O erro que faz muitas organizações investirem em LGPD sem conseguir demonstrar resultados
- Artur Lopes

- 4 de ago.
- 2 min de leitura
Todos os anos, organizações investem milhares de reais em consultorias, políticas internas, treinamentos e plataformas para atender à LGPD.
No entanto, poucas conseguem responder uma pergunta simples:
Estamos mais preparados hoje do que estávamos há seis meses?
Essa dificuldade revela um problema maior.
A maioria das organizações mede esforço.
Pouquíssimas medem evolução.
E é justamente essa diferença que separa conformidade de maturidade organizacional.
O verdadeiro problema não é a LGPD
Quando falamos sobre plataformas SaaS para LGPD, normalmente a conversa gira em torno de funcionalidades.
Inventário de dados.
Consentimento.
Relatórios.
Gestão documental.
Tudo isso é importante.
Mas nenhuma dessas funcionalidades, isoladamente, responde à principal preocupação da alta administração:
Estamos reduzindo riscos?
Estamos protegendo a continuidade da operação?
Estamos obtendo retorno sobre esse investimento?
Se a resposta depende apenas da percepção das pessoas, existe um problema de governança.

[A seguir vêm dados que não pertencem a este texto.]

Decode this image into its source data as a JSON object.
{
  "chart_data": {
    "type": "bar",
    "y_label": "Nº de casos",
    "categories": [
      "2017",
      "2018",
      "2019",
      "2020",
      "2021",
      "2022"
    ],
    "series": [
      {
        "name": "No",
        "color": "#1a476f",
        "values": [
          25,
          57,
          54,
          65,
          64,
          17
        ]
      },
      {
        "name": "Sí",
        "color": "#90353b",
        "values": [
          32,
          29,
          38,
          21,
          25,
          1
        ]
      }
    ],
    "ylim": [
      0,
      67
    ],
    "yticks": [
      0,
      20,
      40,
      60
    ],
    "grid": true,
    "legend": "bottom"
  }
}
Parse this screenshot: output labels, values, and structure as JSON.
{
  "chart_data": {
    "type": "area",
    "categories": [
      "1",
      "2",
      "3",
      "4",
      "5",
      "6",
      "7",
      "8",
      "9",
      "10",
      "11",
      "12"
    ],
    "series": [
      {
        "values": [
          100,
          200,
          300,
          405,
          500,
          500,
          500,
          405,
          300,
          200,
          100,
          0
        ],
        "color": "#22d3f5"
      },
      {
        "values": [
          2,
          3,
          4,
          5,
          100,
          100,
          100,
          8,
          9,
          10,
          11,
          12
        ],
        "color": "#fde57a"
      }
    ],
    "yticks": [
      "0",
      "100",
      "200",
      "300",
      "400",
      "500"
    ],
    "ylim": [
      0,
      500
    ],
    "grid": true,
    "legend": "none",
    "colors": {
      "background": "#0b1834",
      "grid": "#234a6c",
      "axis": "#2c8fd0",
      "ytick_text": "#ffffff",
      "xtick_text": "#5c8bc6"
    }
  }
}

O que os gestores realmente precisam medir
Hoje ela faz parte da estratégia organizacional.
Por isso, uma plataforma moderna deve responder perguntas como:
Quais riscos continuam sem tratamento?
Como evoluiu nossa maturidade?
Onde estão os maiores gargalos?
Nossa equipe realmente incorporou uma cultura de proteção de dados?
Quanto reduzimos nossa exposição ao longo do tempo?
Perceba que nenhuma dessas perguntas fala sobre documentos.
Todas falam sobre gestão.

Tecnologia não gera valor.
Gestão gera.
É comum encontrar organizações que possuem dezenas de políticas aprovadas.
Treinamentos realizados.
Inventários completos.
Mesmo assim, continuam vulneráveis.
Por quê?
Porque produzir documentos não significa produzir governança.
A tecnologia passa a gerar valor quando transforma informações dispersas em indicadores que apoiam decisões.
O papel das plataformas SaaS mudou
Durante muito tempo, softwares de LGPD foram vistos como repositórios de documentos.
Hoje esse papel já não é suficiente.
As organizações precisam de plataformas que permitam acompanhar sua evolução ao longo do tempo.
Isso significa medir:
✔ maturidade organizacional
✔ riscos priorizados
✔ andamento dos planos de ação
✔ engajamento das equipes
✔ evidências para auditorias
✔ indicadores executivos
Em outras palavras:
a plataforma deixa de ser um sistema de conformidade e passa a ser um sistema de gestão.
Onde entra o ShieldIQ?
Foi exatamente com essa visão que nasceu o ShieldIQ.
Não como mais uma plataforma para atender à LGPD.
Mas como um ambiente capaz de transformar conformidade em indicadores de gestão.
Porque quando uma organização consegue medir sua evolução, ela passa a tomar decisões melhores.
E quando decisões melhores são tomadas de forma consistente, a proteção de dados deixa de ser um centro de custo e passa a gerar eficiência operacional.
E para continuarmos nossa reflexão:
Talvez a pergunta mais importante não seja:
"Qual plataforma SaaS devo contratar?"
Mas sim:
"Minha organização consegue demonstrar, com evidências, que está mais preparada hoje do que estava há seis meses?"
Se essa resposta ainda depende da percepção das pessoas, talvez o desafio não seja tecnológico.
Talvez seja de governança.
E governança só evolui quando conseguimos medir maturidade.